FALA İNANMA, FALSIZ KALMA
İnsanlar, binlerce yıldan bu yana doğası gereği merak duygusuyla yaşamıştır. Bu duygu, insanlık tarihinin gelişmesini sağlarken, bir yandan da hayatımızın gidişatını kontrol edebilme dürtüsünü de beraberinde getirmiştir. Bu noktada, çeşitli dünya kültürlerinde olduğu gibi Türk kültüründe de fal açma geleneği de hayatımızın bir parçası haline geldi.
Antik çağlardan bu yana çeşitli şekillerde fal baktırma yöntemleri gelişse de, günümüzde çoğunlukla geleceğe dair meraklarımızın cevaplarını bir kahve telvesinin dibinde ya da bir deste kartın içinde arıyoruz. Her ne kadar “inanmam ama…” ile başlasak da cümlemize bir yanımız olacaklar ya da olmasını istediklerimizi öğrenmek için can atıyor. Çeşitli şekillerden, figürlerden, taşan kahve damlasından milyonlarca seçenek içinde yaşayacağımız hayatı kestirmeye çalışıyoruz. Aslında istediğimiz sadece küçük bir umut parçası. Okumak istediğimiz okul çıkacak mı? Sevdiğimiz kişiyle evlenebilecek miyiz? “Bir yolun var” denildiğinde herkes mutlu olur. Çünkü herkes bir yerlere gitmek ister. Falcıların büyük çoğunluğu da bu zaafları kullanır. Herkesin sahip olmak istediği para, aşk, mutluluk gibi kavramları biraz da kişinin tahlilini yaparak yorumlar, biz de bilinen bir geleceğe doğru mutlu bir şekilde falcımızın yanından ayrılırız.

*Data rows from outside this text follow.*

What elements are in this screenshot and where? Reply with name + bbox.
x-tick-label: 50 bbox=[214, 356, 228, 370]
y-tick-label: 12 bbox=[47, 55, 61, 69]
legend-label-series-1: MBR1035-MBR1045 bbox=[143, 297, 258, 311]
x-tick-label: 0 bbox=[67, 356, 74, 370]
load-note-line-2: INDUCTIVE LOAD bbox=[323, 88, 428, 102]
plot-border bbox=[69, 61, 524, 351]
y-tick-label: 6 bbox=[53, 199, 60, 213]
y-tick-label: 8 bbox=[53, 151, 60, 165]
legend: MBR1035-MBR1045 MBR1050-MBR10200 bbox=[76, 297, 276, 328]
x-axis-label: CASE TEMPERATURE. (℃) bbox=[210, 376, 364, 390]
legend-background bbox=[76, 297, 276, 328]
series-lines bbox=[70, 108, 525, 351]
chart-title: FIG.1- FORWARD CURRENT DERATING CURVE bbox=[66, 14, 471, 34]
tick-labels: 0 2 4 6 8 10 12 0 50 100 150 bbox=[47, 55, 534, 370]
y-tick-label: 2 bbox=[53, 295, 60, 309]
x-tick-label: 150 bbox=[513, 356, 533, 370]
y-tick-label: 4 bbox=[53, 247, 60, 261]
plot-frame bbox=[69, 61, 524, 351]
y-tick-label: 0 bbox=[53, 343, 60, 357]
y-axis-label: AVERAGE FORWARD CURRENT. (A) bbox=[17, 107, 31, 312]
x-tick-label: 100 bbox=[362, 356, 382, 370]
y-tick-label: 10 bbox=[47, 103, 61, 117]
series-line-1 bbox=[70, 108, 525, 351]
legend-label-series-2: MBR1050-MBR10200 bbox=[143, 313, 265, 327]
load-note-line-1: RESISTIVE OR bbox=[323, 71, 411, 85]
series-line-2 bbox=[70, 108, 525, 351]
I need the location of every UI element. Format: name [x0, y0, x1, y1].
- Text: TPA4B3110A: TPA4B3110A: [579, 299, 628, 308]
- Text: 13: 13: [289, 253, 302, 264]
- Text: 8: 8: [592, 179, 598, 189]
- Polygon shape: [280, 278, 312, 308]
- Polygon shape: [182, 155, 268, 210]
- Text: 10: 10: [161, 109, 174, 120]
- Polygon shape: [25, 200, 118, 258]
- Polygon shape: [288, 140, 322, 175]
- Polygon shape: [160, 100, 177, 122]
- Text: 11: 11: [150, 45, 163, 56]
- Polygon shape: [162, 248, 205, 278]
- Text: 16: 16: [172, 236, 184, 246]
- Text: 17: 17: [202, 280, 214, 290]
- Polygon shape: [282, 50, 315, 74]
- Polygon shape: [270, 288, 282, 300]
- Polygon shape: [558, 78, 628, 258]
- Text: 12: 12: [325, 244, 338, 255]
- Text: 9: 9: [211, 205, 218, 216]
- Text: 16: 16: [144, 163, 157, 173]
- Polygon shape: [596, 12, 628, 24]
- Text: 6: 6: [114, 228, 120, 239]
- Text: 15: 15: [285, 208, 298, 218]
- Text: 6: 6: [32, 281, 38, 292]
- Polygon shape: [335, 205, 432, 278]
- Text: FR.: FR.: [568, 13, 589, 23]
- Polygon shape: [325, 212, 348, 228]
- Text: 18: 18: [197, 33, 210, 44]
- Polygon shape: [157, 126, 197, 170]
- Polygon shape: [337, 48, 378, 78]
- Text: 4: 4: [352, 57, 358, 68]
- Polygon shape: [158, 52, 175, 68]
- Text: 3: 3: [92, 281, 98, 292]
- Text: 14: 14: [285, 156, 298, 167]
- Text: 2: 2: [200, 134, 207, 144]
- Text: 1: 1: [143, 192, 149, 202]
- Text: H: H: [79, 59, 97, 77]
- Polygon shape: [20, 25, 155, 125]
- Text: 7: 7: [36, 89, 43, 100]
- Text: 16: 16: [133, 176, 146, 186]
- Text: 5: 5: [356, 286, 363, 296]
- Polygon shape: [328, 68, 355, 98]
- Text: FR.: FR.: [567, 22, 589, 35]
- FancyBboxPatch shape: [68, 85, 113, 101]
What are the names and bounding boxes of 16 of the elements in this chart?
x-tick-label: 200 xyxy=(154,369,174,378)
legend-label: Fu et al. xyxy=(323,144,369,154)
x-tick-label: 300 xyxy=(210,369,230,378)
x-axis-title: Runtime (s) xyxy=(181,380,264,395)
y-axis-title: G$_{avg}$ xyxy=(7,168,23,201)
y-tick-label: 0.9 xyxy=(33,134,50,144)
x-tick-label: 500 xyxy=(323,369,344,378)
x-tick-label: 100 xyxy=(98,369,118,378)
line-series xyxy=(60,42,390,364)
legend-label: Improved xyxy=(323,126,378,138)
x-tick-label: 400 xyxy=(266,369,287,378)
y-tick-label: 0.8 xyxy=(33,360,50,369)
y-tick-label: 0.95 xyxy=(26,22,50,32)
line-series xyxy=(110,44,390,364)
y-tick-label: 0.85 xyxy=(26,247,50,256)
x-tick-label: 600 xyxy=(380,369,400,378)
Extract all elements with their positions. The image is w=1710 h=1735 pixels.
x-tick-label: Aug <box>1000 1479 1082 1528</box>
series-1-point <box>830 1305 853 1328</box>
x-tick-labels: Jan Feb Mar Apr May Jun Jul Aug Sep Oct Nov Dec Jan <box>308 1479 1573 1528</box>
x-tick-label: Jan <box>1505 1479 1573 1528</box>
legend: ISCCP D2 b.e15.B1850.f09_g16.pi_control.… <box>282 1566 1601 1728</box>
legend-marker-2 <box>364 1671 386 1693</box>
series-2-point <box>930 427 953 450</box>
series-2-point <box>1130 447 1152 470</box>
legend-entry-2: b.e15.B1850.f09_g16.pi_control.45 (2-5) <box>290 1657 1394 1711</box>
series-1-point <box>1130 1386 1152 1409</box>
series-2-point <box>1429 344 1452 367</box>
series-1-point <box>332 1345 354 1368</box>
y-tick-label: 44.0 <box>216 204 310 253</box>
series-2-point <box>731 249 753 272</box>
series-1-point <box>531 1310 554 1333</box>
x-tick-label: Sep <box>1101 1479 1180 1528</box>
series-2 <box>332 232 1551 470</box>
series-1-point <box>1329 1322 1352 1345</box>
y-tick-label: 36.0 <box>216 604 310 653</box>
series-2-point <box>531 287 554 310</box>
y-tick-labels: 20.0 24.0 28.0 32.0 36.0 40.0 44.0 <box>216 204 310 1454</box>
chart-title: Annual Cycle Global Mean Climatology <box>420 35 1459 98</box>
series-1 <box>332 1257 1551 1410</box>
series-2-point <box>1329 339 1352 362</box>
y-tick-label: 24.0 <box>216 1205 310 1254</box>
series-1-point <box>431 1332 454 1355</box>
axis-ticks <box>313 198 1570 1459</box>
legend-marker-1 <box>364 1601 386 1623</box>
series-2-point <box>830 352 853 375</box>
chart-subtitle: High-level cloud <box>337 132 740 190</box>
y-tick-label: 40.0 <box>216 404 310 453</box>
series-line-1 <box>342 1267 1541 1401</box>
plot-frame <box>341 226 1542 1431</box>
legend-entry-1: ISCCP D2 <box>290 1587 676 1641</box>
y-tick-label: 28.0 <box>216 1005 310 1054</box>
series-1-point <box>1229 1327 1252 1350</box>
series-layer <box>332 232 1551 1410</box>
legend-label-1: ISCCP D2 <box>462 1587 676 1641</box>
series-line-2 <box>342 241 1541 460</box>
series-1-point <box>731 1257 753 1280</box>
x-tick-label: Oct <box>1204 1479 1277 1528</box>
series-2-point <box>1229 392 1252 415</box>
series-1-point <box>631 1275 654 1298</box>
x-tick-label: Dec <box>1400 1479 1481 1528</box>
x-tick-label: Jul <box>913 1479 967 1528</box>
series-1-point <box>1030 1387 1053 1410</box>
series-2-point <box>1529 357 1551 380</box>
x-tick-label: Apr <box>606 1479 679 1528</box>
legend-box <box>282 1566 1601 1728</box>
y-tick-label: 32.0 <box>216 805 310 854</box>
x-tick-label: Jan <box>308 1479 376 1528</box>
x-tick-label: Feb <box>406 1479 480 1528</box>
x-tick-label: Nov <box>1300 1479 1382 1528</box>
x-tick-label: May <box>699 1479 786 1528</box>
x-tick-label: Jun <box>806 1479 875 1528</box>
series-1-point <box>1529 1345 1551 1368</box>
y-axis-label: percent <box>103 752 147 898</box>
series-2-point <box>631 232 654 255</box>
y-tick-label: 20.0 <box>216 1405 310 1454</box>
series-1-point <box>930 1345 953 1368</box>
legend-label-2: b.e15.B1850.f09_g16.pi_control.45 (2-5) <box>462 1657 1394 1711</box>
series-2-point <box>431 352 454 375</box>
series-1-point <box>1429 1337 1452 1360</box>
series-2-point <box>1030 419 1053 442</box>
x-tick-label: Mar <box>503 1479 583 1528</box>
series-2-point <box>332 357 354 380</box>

Büyük ihtimalle dolandırıldığımız bir yöntemden bile bile mutlu olmamızın aslında en büyük nedeni daha önce de belirttiğim gibi “umut” insan hayatını besleyen de, en büyük zaafı da “umut”. Küçük bir mutluluk kaynağı olsa da çok fazla kendimizi kaptırmadığımız, sözde geleceğimizin şimdiki anımızı etkilemesine izin vermediğimiz sürece küçük umutlar edinmek kimseye zararı olmaz. O yüzden fala inanmayın falsız kalmayın, geleceğiniz istediğiniz gibi olsun…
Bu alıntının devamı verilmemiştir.